On AI value in Software Engineering
I do however suspect that if you just add an ever so tiny (intelligent) human check to the mix, the use and outcome of any such tools will become so much better. I suspect that will be true for a long time into the future as well.
via: https://daniel.haxx.se/blog/2024/01/02/the-i-in-llm-stands-for-intelligence/
See Simon Willison’s post on Daniel Stenberg’s recent post
This is a great example of how AI can be extremely valuable to experienced software engineers - but it still requires engineering skill to build well-designed software that remains maintainable.
As I started reading this I immediately recalled Daniel Stenberg’s frustration with the overwhelming AI-generated bug reports and PRs he was getting for curl. Of course Simon Willison covered that in his post 😀.
Daniel Stenberg’s Post on LinkedIn:
That’s it. I’ve had it. I’m putting my foot down on this craziness.

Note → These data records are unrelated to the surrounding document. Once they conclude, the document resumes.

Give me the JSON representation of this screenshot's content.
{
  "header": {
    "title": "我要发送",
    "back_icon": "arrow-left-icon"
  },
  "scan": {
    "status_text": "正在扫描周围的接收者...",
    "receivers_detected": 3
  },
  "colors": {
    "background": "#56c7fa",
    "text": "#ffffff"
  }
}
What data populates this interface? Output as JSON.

Every reporter submitting security reports on #Hackerone for #curl now needs to answer this question:
“Did you use an AI to find the problem or generate this submission?” (and if they do select it, they can expect a stream of proof of actual intelligence follow-up questions)

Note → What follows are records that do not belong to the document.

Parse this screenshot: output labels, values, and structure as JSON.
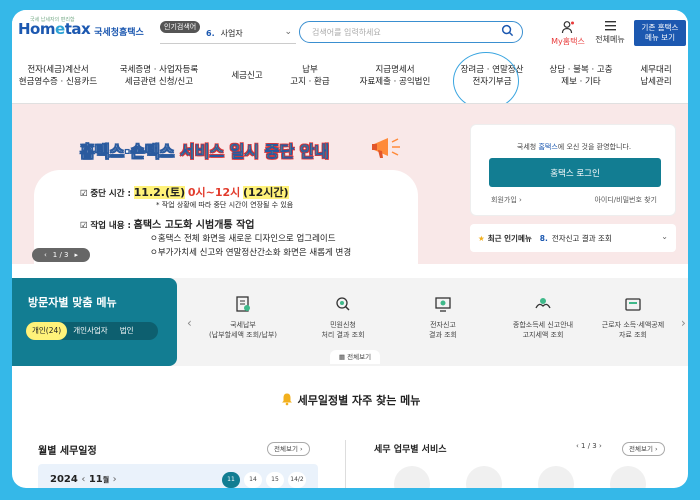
{
  "header": {
    "logo_small": "국세 납세자의 편리함",
    "logo_brand_a": "Hom",
    "logo_brand_e": "e",
    "logo_brand_b": "tax",
    "logo_sub": "국세청홈택스",
    "popular_badge": "인기검색어",
    "popular_num": "6.",
    "popular_term": "사업자",
    "search_placeholder": "검색어를 입력하세요",
    "my_label": "My홈택스",
    "menu_label": "전체메뉴",
    "old_line1": "기존 홈택스",
    "old_line2": "메뉴 보기"
  },
  "nav": [
    {
      "l1": "전자(세금)계산서",
      "l2": "현금영수증 · 신용카드"
    },
    {
      "l1": "국세증명 · 사업자등록",
      "l2": "세금관련 신청/신고"
    },
    {
      "l1": "세금신고",
      "l2": ""
    },
    {
      "l1": "납부",
      "l2": "고지 · 환급"
    },
    {
      "l1": "지급명세서",
      "l2": "자료제출 · 공익법인"
    },
    {
      "l1": "장려금 · 연말정산",
      "l2": "전자기부금"
    },
    {
      "l1": "상담 · 불복 · 고충",
      "l2": "제보 · 기타"
    },
    {
      "l1": "세무대리",
      "l2": "납세관리"
    }
  ],
  "banner": {
    "title_a": "홈택스·손택스",
    "title_b": "서비스 일시 중단 안내",
    "time_label": "중단 시간 :",
    "time_date": "11.2.(토)",
    "time_range": "0시~12시",
    "time_hours": "(12시간)",
    "time_note": "* 작업 상황에 따라 중단 시간이 연장될 수 있음",
    "work_label": "작업 내용 :",
    "work_value": "홈택스 고도화 시범개통 작업",
    "work_line1": "ㅇ홈택스 전체 화면을 새로운 디자인으로 업그레이드",
    "work_line2": "ㅇ부가가치세 신고와 연말정산간소화 화면은 새롭게 변경",
    "pager": "1 / 3"
  },
  "login": {
    "welcome_a": "국세청 ",
    "welcome_b": "홈택스",
    "welcome_c": "에 오신 것을 환영합니다.",
    "button": "홈택스 로그인",
    "join": "회원가입",
    "find": "아이디/비밀번호 찾기"
  },
  "popular": {
    "title": "최근 인기메뉴",
    "num": "8.",
    "term": "전자신고 결과 조회"
  },
  "visitor": {
    "title": "방문자별 맞춤 메뉴",
    "tabs": [
      "개인(24)",
      "개인사업자",
      "법인"
    ],
    "items": [
      {
        "l1": "국세납부",
        "l2": "(납부할세액 조회/납부)"
      },
      {
        "l1": "민원신청",
        "l2": "처리 결과 조회"
      },
      {
        "l1": "전자신고",
        "l2": "결과 조회"
      },
      {
        "l1": "종합소득세 신고안내",
        "l2": "고지세액 조회"
      },
      {
        "l1": "근로자 소득·세액공제",
        "l2": "자료 조회"
      }
    ],
    "more": "전체보기"
  },
  "section_title": "세무일정별 자주 찾는 메뉴",
  "monthly": {
    "title": "월별 세무일정",
    "all": "전체보기",
    "year": "2024",
    "month": "11",
    "month_unit": "월",
    "days": [
      "11",
      "14",
      "15",
      "14/2"
    ]
  },
  "services": {
    "title": "세무 업무별 서비스",
    "pager": "1 / 3",
    "all": "전체보기"
  },
  "colors": {
    "primary": "#127d92",
    "brand": "#1c58b0",
    "bg": "#35b8e8"
  }
}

We now ban every reporter INSTANTLY who submits reports we deem AI slop. A threshold has been reached. We are effectively being DDoSed. If we could, we would charge them for this waste of our time.

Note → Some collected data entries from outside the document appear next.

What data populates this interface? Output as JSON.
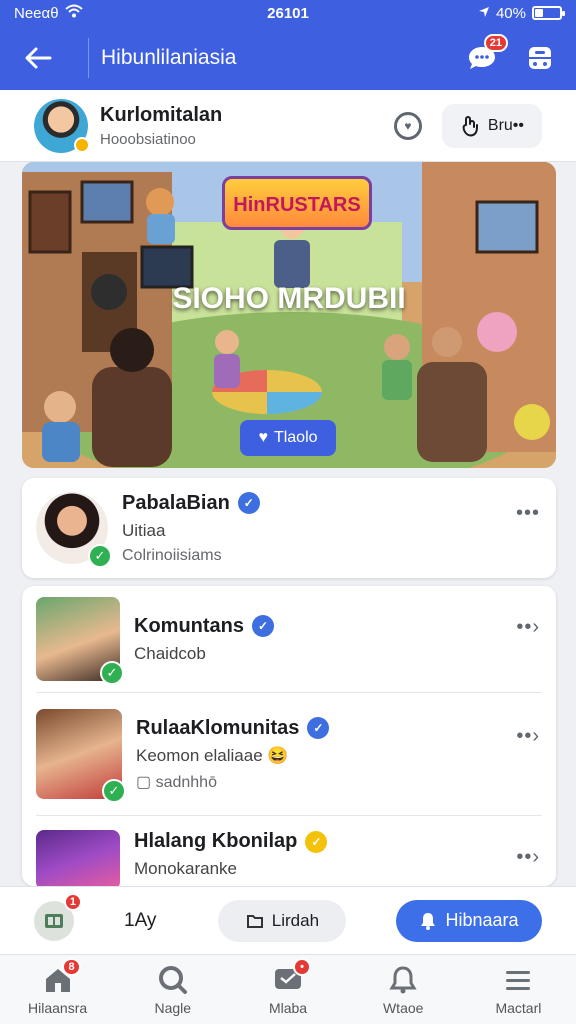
{
  "status": {
    "carrier": "Neeαθ",
    "time": "26101",
    "battery": "40%",
    "battery_level": 0.4
  },
  "appbar": {
    "title": "Hibunlilaniasia",
    "notif_count": "21"
  },
  "profile": {
    "name": "Kurlomitalan",
    "subtitle": "Hooobsiatinoo",
    "action_label": "Bru••"
  },
  "hero": {
    "logo_text": "HinRUSTARS",
    "title": "SIOHO MRDUBII",
    "cta_label": "Tlaolo"
  },
  "items": [
    {
      "title": "PabalaBian",
      "line1": "Uitiaa",
      "line2": "Colrinoiisiams",
      "badge": "blue"
    },
    {
      "title": "Komuntans",
      "line1": "Chaidcob",
      "badge": "blue"
    },
    {
      "title": "RulaaKlomunitas",
      "line1": "Keomon elaliaae",
      "line2": "sadnhhō",
      "badge": "blue"
    },
    {
      "title": "Hlalang Kbonilap",
      "line1": "Monokaranke",
      "badge": "gold"
    }
  ],
  "bottom_action": {
    "badge": "1",
    "count": "1Ay",
    "secondary_label": "Lirdah",
    "primary_label": "Hibnaara"
  },
  "tabs": [
    {
      "label": "Hilaansra",
      "icon": "home-icon",
      "badge": "8"
    },
    {
      "label": "Nagle",
      "icon": "search-icon"
    },
    {
      "label": "Mlaba",
      "icon": "messages-icon",
      "badge": "•"
    },
    {
      "label": "Wtaoe",
      "icon": "bell-icon"
    },
    {
      "label": "Mactarl",
      "icon": "menu-icon"
    }
  ]
}
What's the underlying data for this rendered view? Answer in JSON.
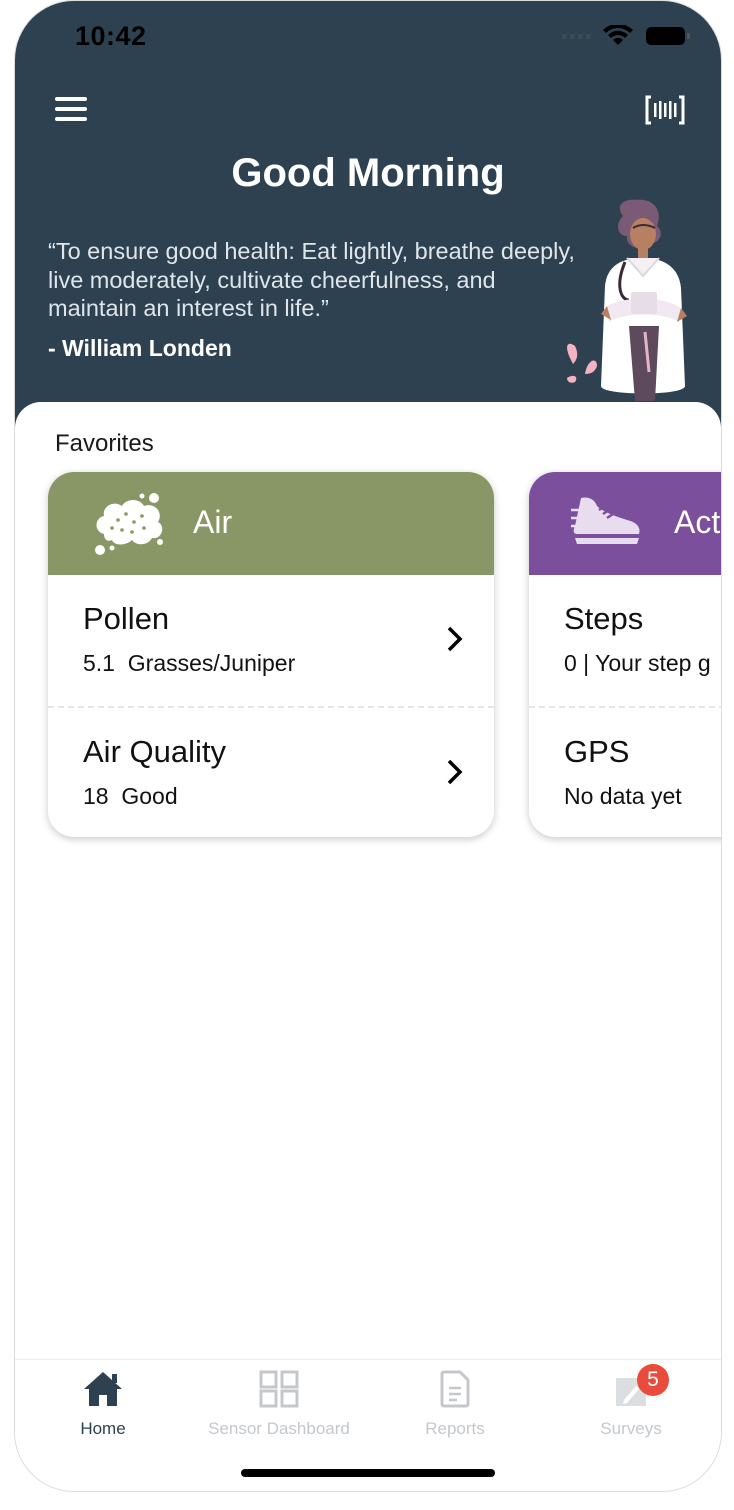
{
  "status_bar": {
    "time": "10:42"
  },
  "header": {
    "greeting": "Good Morning",
    "quote": "“To ensure good health: Eat lightly, breathe deeply, live moderately, cultivate cheerfulness, and maintain an interest in life.”",
    "author": "- William Londen"
  },
  "favorites": {
    "title": "Favorites",
    "cards": [
      {
        "category": "Air",
        "color": "#899766",
        "icon": "pollen-cloud-icon",
        "rows": [
          {
            "title": "Pollen",
            "value": "5.1",
            "detail": "Grasses/Juniper"
          },
          {
            "title": "Air Quality",
            "value": "18",
            "detail": "Good"
          }
        ]
      },
      {
        "category": "Act",
        "color": "#7b4f9c",
        "icon": "sneaker-icon",
        "rows": [
          {
            "title": "Steps",
            "value": "0 | Your step g"
          },
          {
            "title": "GPS",
            "value": "No data yet"
          }
        ]
      }
    ]
  },
  "tabs": [
    {
      "label": "Home",
      "icon": "home-icon",
      "active": true
    },
    {
      "label": "Sensor Dashboard",
      "icon": "dashboard-grid-icon",
      "active": false
    },
    {
      "label": "Reports",
      "icon": "document-icon",
      "active": false
    },
    {
      "label": "Surveys",
      "icon": "pencil-icon",
      "active": false,
      "badge": "5"
    }
  ],
  "colors": {
    "header_bg": "#2e4150",
    "active_tab": "#2e4150",
    "inactive_tab": "#c4c8cc",
    "badge": "#e94b3c"
  }
}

We still have not seen a single valid security report done with AI help.
Seeing him extract real value from it when used with experience and direction is a good example of how AI can be a force multiplier for experienced software engineers.
There are some interesting comments in the threads:
@bagder so this is what an AI can do when wielded by a competent human?
@wolf480pl yes! and this after three competent code analyzers already say “no issues found” …
I’m getting more valuable output from AI as I learn what it needs and build my library of context for different tasks.